The Atlantic provinces have some of the least strict enforcements surrounding alcohol, says Kara Thomson, an assistant professor in the Department of Psychology at St. Francis Xavier University in Antigonish.
"Alcohol is a Canadian favourite product, it's very ingrained in our culture," Thomson tells NEWS 95.7's The Todd Veinotte show.
But as much as we enjoy alcoholic bevarages, there are also people that are harmed by it.
"People are killed all the time from people who were drinking and driving," Thomson says. "And domestic violence almost always involves alcohol."
In Nova Scotia, only 35 per cent of alcohol is sold at NSLC stores, controlled by the government.
The rest is sold at private stores or "on-premise outlets" like bars and restaurants.
"Evidence would suggest that maintaining a government owned system is better than a fully private system," Thomson says. "That's largely because when government is in control it's a lot easier to implement and enforce effective alcohol policies."
Thomson says that the estimated health care cost of alcohol in Atlantic Canada is 1.1 billion dollars each year.
"This is things like health care costs from injuries and deaths related to alcohol, enforcement costs and crime, as well as loss of productivity in the workplace," she says.
When studies were conducted across the country, Thomson says every single province and territory is in a defecit -- they're spending more money on alcohol-related health care than they're making from alcohol sales.
"In a privatized system it's really a financial, economic approach to retail sale of alcohol," she adds.
While some provinces have mandatory health warnings on liquor, similar to that on cigarettes, Nova Scotia does not.
"The liquor commission is creating these beautiful posters that are really educational, but there's no legislation that says they have to show them in the liquor stores at all," says Thomson.
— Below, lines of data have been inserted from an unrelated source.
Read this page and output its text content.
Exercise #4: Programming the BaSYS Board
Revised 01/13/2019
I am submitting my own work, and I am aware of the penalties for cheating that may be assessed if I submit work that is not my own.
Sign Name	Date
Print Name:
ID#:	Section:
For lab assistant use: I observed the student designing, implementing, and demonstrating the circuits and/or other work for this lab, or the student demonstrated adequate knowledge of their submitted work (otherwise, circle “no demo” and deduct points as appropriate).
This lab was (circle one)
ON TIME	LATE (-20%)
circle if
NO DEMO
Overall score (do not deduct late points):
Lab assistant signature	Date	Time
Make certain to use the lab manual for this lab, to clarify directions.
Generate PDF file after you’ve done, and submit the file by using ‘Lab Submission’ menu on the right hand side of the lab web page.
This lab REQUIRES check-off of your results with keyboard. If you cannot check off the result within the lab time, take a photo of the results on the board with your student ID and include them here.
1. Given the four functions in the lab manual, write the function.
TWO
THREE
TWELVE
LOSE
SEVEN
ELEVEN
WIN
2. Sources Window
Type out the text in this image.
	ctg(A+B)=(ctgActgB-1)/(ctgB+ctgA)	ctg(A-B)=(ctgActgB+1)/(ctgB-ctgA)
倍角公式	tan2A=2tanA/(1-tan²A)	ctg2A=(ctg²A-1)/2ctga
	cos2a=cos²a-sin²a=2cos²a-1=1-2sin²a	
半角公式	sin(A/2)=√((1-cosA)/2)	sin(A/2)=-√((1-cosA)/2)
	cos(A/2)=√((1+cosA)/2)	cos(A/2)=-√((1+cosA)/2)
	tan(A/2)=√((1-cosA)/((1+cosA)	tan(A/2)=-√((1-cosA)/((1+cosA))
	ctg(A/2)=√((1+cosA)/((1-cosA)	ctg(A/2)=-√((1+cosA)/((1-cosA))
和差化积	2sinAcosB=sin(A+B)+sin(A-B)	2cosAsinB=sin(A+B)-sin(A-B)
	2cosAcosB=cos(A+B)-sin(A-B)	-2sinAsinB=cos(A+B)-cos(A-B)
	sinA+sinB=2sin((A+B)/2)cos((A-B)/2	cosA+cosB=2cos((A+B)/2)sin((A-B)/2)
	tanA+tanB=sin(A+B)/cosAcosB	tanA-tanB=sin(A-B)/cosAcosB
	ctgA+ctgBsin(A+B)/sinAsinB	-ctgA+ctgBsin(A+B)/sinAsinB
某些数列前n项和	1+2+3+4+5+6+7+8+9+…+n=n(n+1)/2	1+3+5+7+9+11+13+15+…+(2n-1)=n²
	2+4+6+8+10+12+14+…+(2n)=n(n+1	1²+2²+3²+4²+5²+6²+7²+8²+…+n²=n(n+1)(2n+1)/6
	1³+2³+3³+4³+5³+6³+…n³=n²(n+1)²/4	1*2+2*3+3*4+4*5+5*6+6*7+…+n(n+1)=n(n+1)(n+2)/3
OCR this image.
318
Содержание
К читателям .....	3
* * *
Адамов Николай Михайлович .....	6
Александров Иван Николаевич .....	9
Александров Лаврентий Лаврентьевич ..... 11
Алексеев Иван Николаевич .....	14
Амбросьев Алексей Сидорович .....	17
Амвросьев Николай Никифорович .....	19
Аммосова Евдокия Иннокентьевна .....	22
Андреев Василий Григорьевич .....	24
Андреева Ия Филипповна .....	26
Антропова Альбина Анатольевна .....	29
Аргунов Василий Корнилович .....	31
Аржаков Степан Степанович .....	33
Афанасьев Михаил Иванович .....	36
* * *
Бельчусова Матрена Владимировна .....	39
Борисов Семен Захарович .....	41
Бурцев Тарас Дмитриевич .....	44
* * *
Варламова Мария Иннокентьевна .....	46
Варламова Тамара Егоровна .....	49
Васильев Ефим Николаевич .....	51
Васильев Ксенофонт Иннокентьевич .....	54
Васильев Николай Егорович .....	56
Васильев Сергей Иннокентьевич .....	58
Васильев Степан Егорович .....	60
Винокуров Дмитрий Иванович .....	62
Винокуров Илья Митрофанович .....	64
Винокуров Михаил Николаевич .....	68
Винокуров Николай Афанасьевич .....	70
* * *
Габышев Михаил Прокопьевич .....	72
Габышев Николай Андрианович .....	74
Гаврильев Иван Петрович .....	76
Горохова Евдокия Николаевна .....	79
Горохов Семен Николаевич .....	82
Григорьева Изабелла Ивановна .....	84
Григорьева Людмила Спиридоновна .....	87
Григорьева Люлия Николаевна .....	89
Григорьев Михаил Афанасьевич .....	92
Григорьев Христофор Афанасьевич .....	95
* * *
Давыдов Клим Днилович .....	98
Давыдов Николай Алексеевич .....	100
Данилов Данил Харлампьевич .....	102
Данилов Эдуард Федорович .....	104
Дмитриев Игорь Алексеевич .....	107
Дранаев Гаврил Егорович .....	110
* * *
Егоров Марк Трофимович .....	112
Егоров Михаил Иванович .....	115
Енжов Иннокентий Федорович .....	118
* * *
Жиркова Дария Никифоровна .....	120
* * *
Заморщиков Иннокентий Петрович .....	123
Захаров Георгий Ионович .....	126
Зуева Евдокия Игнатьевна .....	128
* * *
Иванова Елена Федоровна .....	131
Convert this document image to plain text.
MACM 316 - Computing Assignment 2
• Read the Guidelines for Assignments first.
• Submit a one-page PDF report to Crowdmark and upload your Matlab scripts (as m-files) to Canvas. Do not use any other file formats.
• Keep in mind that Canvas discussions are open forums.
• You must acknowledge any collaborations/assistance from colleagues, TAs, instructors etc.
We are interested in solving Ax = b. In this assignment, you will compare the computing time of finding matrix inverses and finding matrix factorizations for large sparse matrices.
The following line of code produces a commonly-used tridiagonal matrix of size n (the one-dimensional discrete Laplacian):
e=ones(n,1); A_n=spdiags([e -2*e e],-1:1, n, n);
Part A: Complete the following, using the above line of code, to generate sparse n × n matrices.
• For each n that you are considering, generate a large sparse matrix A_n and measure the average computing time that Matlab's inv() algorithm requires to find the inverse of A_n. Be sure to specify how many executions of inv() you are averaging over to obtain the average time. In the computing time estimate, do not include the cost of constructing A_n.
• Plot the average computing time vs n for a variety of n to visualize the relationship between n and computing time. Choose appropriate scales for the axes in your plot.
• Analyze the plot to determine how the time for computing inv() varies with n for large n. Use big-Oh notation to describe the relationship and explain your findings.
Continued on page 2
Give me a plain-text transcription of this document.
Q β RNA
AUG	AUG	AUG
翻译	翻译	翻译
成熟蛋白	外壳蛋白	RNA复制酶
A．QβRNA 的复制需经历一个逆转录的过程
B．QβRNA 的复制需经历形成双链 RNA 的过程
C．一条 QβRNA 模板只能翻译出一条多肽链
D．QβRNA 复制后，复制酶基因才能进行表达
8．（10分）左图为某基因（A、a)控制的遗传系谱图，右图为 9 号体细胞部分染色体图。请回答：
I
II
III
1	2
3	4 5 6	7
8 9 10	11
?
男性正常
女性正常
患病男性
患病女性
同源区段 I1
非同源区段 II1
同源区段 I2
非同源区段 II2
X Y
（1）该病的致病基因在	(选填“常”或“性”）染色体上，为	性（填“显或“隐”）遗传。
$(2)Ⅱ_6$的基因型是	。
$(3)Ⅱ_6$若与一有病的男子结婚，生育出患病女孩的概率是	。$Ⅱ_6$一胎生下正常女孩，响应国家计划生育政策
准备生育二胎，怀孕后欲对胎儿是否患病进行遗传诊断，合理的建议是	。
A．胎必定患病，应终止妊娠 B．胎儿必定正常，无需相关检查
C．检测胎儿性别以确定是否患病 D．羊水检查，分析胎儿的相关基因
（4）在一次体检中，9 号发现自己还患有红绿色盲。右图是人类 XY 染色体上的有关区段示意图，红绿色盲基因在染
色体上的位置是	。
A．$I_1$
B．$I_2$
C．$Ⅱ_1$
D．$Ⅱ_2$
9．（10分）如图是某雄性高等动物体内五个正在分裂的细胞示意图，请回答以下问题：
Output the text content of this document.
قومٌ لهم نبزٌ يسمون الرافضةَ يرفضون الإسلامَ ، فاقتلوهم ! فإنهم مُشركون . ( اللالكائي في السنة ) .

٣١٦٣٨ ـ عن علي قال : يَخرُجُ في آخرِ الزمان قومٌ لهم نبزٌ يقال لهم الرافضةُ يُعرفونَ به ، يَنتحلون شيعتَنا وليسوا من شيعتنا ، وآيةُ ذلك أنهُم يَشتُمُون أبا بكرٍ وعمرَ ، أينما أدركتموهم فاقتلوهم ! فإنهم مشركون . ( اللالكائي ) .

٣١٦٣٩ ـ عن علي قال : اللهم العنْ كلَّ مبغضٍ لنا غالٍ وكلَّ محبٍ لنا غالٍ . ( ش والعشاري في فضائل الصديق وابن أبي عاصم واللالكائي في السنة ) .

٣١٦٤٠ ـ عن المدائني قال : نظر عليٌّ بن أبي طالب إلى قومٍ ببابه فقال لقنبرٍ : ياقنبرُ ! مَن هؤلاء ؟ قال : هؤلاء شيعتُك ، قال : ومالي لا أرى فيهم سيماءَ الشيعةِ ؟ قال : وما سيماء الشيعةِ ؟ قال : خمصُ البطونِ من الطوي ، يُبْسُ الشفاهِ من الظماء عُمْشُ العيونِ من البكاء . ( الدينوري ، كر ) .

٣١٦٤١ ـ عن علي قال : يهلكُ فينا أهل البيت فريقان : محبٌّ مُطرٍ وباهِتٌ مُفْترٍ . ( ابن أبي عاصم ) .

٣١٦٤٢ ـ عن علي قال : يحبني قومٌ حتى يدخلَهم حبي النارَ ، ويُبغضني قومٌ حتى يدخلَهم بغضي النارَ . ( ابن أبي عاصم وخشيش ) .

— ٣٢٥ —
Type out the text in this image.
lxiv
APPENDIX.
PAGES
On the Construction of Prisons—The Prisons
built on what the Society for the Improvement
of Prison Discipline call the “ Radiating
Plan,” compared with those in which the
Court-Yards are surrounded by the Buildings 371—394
Thomson also hopes to eventually see price scales based on the liquor content of a beverage.
"Right now you can buy let's say, a 7 per cent beer for cheaper than a four per cent beer, which doesn't really intuitively make sense," she adds.
While Thomson says it's now almost impossible to reign in the regulation of alcohol, the mistakes made with booze could influence how cannabis sales are regulated long-term.
"I think we're being more cautious," she says. "It's always easier to start more restrictive and then open up the doors, than to open up the doors and then try to close them again."